Maybe a rose by any other name would smell as sweet, but slapping the label “rose” on a skunk would not improve the impression the small mammal makes on those in proximity to its scent.
And that is the problem with the widely used new term “smart beta,” which generally has a positive connotation in the investment world but which is increasingly being applied to products with a rank smell — perhaps at least to Rob Arnott, whose firm, Research Affiliates, is most identified with smart beta.
In a newly published essay, Arnott, together with Research Affiliates senior researcher Engin Kose, wades into the fray on the true meaning of smart beta, which he views as “one of the most overused, ill-defined, and controversial terms in the modern financial lexicon.”
While Research Affiliates’ smart beta products have been commercially available now for close to 10 years, Arnott has perhaps been circumspect about defining a term that he makes clear was not his own invention.
So why speak up now?
“The success of so-called smart beta products has attracted a host of new entrants purporting to be smart beta products when, frankly, they aren’t!”
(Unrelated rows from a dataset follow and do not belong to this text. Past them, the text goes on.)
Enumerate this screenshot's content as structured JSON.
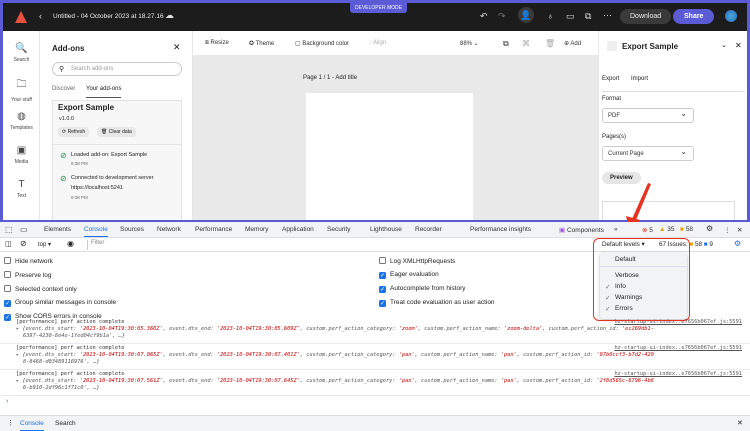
{
  "app": {
    "dev_mode": "DEVELOPER MODE",
    "doc_title": "Untitled - 04 October 2023 at 18.27.16",
    "download": "Download",
    "share": "Share"
  },
  "rail": [
    {
      "label": "Search",
      "icon": "🔍"
    },
    {
      "label": "Your stuff",
      "icon": "🗀"
    },
    {
      "label": "Templates",
      "icon": "◍"
    },
    {
      "label": "Media",
      "icon": "▣"
    },
    {
      "label": "Text",
      "icon": "T"
    }
  ],
  "addons": {
    "title": "Add-ons",
    "search_placeholder": "Search add-ons",
    "tabs": [
      "Discover",
      "Your add-ons"
    ],
    "name": "Export Sample",
    "version": "v1.0.0",
    "refresh": "Refresh",
    "clear": "Clear data",
    "messages": [
      {
        "text": "Loaded add-on: Export Sample",
        "time": "9:38 PM"
      },
      {
        "text": "Connected to development server",
        "sub": "https://localhost:5241",
        "time": "9:38 PM"
      }
    ]
  },
  "toolbar": {
    "resize": "Resize",
    "theme": "Theme",
    "bg": "Background color",
    "align": "Align",
    "zoom": "88%",
    "add": "Add"
  },
  "canvas": {
    "page_label": "Page 1 / 1 - Add title"
  },
  "right": {
    "title": "Export Sample",
    "tabs": [
      "Export",
      "Import"
    ],
    "format_label": "Format",
    "format": "PDF",
    "pages_label": "Pages(s)",
    "pages": "Current Page",
    "preview": "Preview"
  },
  "devtools": {
    "tabs": [
      "Elements",
      "Console",
      "Sources",
      "Network",
      "Performance",
      "Memory",
      "Application",
      "Security",
      "Lighthouse",
      "Recorder",
      "Performance insights",
      "Components"
    ],
    "errors": "5",
    "warnings": "35",
    "info": "58",
    "context": "top",
    "filter_placeholder": "Filter",
    "levels": "Default levels",
    "issues_label": "67 Issues:",
    "issues_warn": "58",
    "issues_info": "9",
    "settings_left": [
      {
        "label": "Hide network",
        "checked": false
      },
      {
        "label": "Preserve log",
        "checked": false
      },
      {
        "label": "Selected context only",
        "checked": false
      },
      {
        "label": "Group similar messages in console",
        "checked": true
      },
      {
        "label": "Show CORS errors in console",
        "checked": true
      }
    ],
    "settings_right": [
      {
        "label": "Log XMLHttpRequests",
        "checked": false
      },
      {
        "label": "Eager evaluation",
        "checked": true
      },
      {
        "label": "Autocomplete from history",
        "checked": true
      },
      {
        "label": "Treat code evaluation as user action",
        "checked": true
      }
    ],
    "menu": {
      "default": "Default",
      "items": [
        {
          "label": "Verbose",
          "checked": false
        },
        {
          "label": "Info",
          "checked": true
        },
        {
          "label": "Warnings",
          "checked": true
        },
        {
          "label": "Errors",
          "checked": true
        }
      ]
    },
    "logs": [
      {
        "head": "[performance] perf action complete",
        "source": "hz-startup-ui-index..e7656b067ef.js:5591",
        "start": "'2023-10-04T19:30:05.360Z'",
        "end": "'2023-10-04T19:30:05.609Z'",
        "category": "'zoom'",
        "name": "'zoom-delta'",
        "id": "'ec269db1-",
        "tail": "6397-4230-8e4e-1fed04cf9b1a', …}"
      },
      {
        "head": "[performance] perf action complete",
        "source": "hz-startup-ui-index..e7656b067ef.js:5591",
        "start": "'2023-10-04T19:30:07.065Z'",
        "end": "'2023-10-04T19:30:07.401Z'",
        "category": "'pan'",
        "name": "'pan'",
        "id": "'07b0ccf3-b7d2-420",
        "tail": "8-8468-d03489116976', …}"
      },
      {
        "head": "[performance] perf action complete",
        "source": "hz-startup-ui-index..e7656b067ef.js:5591",
        "start": "'2023-10-04T19:30:07.561Z'",
        "end": "'2023-10-04T19:30:07.645Z'",
        "category": "'pan'",
        "name": "'pan'",
        "id": "'2f8d565c-6796-4b8",
        "tail": "6-b910-2df96c1f71c0', …}"
      }
    ],
    "drawer_tabs": [
      "Console",
      "Search"
    ]
  },
  "colors": {
    "accent": "#5b5bd6",
    "annotation": "#e53322",
    "devtools_blue": "#1a73e8"
  }
}
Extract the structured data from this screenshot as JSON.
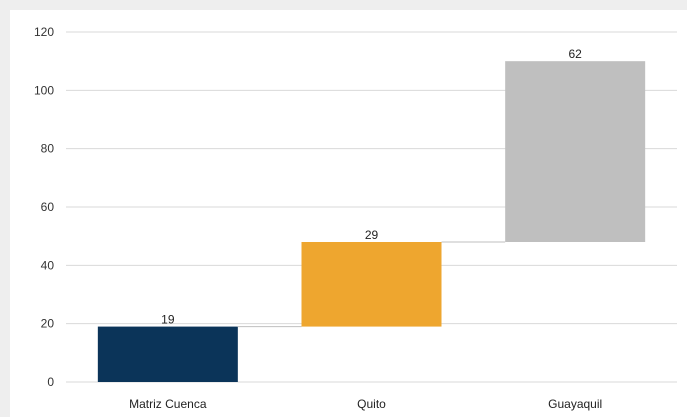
{
  "chart_data": {
    "type": "waterfall",
    "categories": [
      "Matriz Cuenca",
      "Quito",
      "Guayaquil"
    ],
    "values": [
      19,
      29,
      62
    ],
    "bars": [
      {
        "category": "Matriz Cuenca",
        "start": 0,
        "end": 19,
        "label": "19",
        "color": "#0b3459"
      },
      {
        "category": "Quito",
        "start": 19,
        "end": 48,
        "label": "29",
        "color": "#eea62f"
      },
      {
        "category": "Guayaquil",
        "start": 48,
        "end": 110,
        "label": "62",
        "color": "#bfbfbf"
      }
    ],
    "ylim": [
      0,
      120
    ],
    "yticks": [
      "0",
      "20",
      "40",
      "60",
      "80",
      "100",
      "120"
    ],
    "grid": true,
    "legend": "none",
    "title": "",
    "xlabel": "",
    "ylabel": ""
  }
}
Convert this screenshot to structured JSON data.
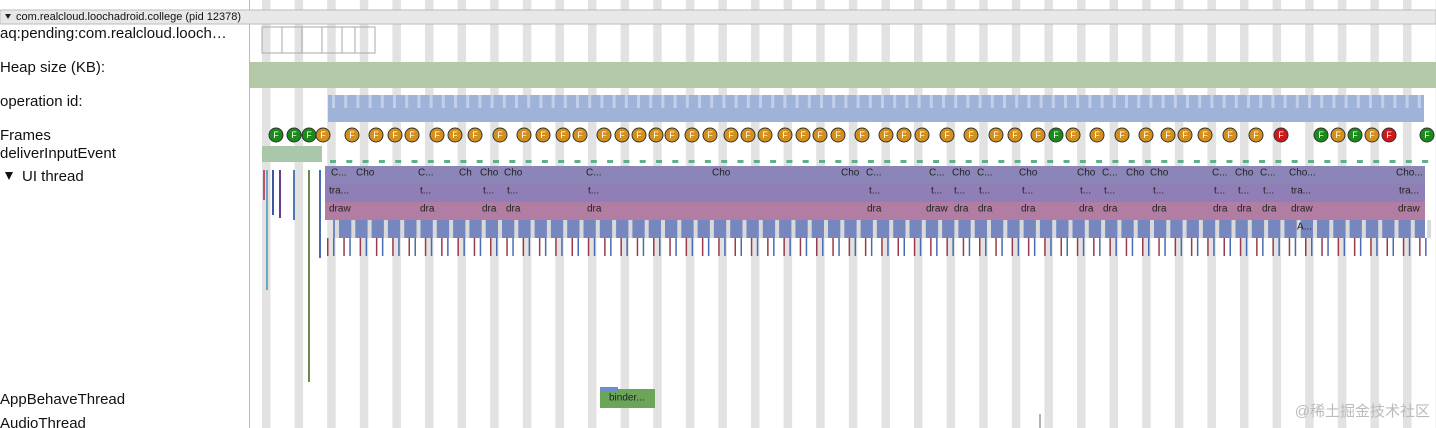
{
  "header": {
    "process": "com.realcloud.loochadroid.college (pid 12378)"
  },
  "tracks": [
    {
      "label": "aq:pending:com.realcloud.looch…"
    },
    {
      "label": "Heap size (KB):"
    },
    {
      "label": "operation id:"
    },
    {
      "label": "Frames"
    },
    {
      "label": "deliverInputEvent"
    },
    {
      "label": "UI thread"
    },
    {
      "label": "AppBehaveThread"
    },
    {
      "label": "AudioThread"
    }
  ],
  "frames": {
    "label": "F",
    "colors": [
      "#1a8a1a",
      "#1a8a1a",
      "#1a8a1a",
      "#d4901c",
      "#d4901c",
      "#d4901c",
      "#d4901c",
      "#d4901c",
      "#d4901c",
      "#d4901c",
      "#d4901c",
      "#d4901c",
      "#d4901c",
      "#d4901c",
      "#d4901c",
      "#d4901c",
      "#d4901c",
      "#d4901c",
      "#d4901c",
      "#d4901c",
      "#d4901c",
      "#d4901c",
      "#d4901c",
      "#d4901c",
      "#d4901c",
      "#d4901c",
      "#d4901c",
      "#d4901c",
      "#d4901c",
      "#d4901c",
      "#d4901c",
      "#d4901c",
      "#d4901c",
      "#d4901c",
      "#d4901c",
      "#d4901c",
      "#d4901c",
      "#d4901c",
      "#d4901c",
      "#1a8a1a",
      "#d4901c",
      "#d4901c",
      "#d4901c",
      "#d4901c",
      "#d4901c",
      "#d4901c",
      "#d4901c",
      "#d4901c",
      "#d4901c",
      "#cc1a1a",
      "#1a8a1a",
      "#d4901c",
      "#1a8a1a",
      "#d4901c",
      "#cc1a1a",
      "#1a8a1a"
    ]
  },
  "ui_slices": [
    [
      "C...",
      "Cho",
      "C...",
      "Ch",
      "Cho",
      "Cho",
      "C...",
      "Cho",
      "Cho",
      "C...",
      "C...",
      "Cho",
      "C...",
      "Cho",
      "Cho",
      "C...",
      "Cho",
      "Cho",
      "C...",
      "Cho",
      "C...",
      "Cho...",
      "Cho..."
    ],
    [
      "tra...",
      "t...",
      "t...",
      "t...",
      "t...",
      "t...",
      "t...",
      "t...",
      "t...",
      "t...",
      "t...",
      "t...",
      "t...",
      "t...",
      "t...",
      "t...",
      "tra...",
      "tra..."
    ],
    [
      "draw",
      "dra",
      "dra",
      "dra",
      "dra",
      "dra",
      "draw",
      "dra",
      "dra",
      "dra",
      "dra",
      "dra",
      "dra",
      "dra",
      "dra",
      "dra",
      "draw",
      "draw"
    ],
    [
      "A..."
    ]
  ],
  "app_behave_slice": "binder...",
  "watermark": "@稀土掘金技术社区"
}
The fact that his own smart beta products — once derided as repackaged value investing based on back-tested data, he recalls — are just shy of 10 years of live data demonstrating their outperformance relative to cap-weighed indexing also suggests the need for a concrete definition of the strategy that has produced these results.
For starters, smart beta should not be understood as merely something other than traditional cap-weighted indexing. In fact, Arnott and Kose gallantly defend the rival indexing approach from charges that it is “dumb beta.”
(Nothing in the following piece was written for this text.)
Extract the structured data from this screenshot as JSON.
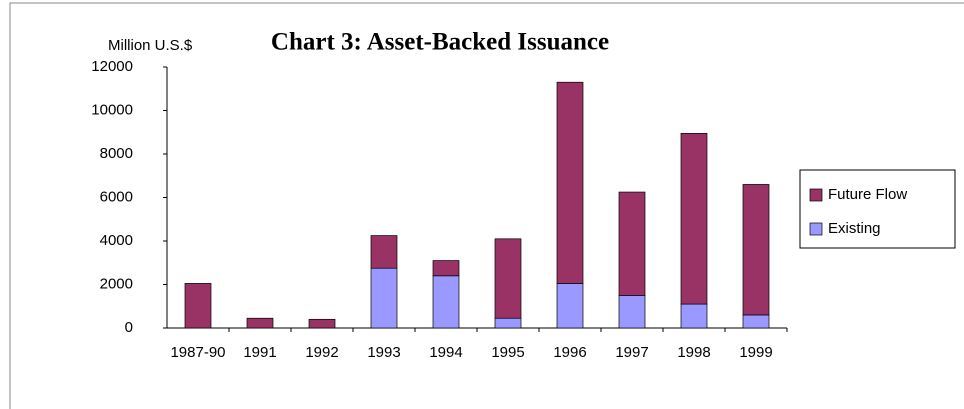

“If an investor wants to own the broad market, wants to pay next to nothing for market exposure, and doesn’t want to play in the performance-seeking game, cap-weighted indexing is the smartest choice, by far,” they write.
Respectfully acknowledging the integrity of this strategy, Arnott’s worry seems to be the “me-too firms” that want to “stamp smart beta on anything that’s not cap-weighted indexing.”
Towers Watson, the investment consulting firm that coined the term smart beta, last year sought to add clarity to the term by defining it as “good investment ideas … structured better,” adding that such strategies should be “simple, low-cost, transparent and systematic.”
Arnott and Kose want to build on that definition, specifically with respect to equities. Here is their definition:
“A category of valuation-indifferent strategies that consciously and deliberately break the link between the price of an asset and its weight in the portfolio, seeking to earn excess returns over the cap-weighted benchmark by no longer weighting assets proportional to their popularity, while retaining most of the positive attributes of passive indexing.”
This definition enables them to sharply contrast their approach to that of cap-weighted portfolios, whose indices are linked to price and therefore “automatically increase the allocation to companies whose stock prices have risen, and reduce the weight for companies whose stock prices have fallen.”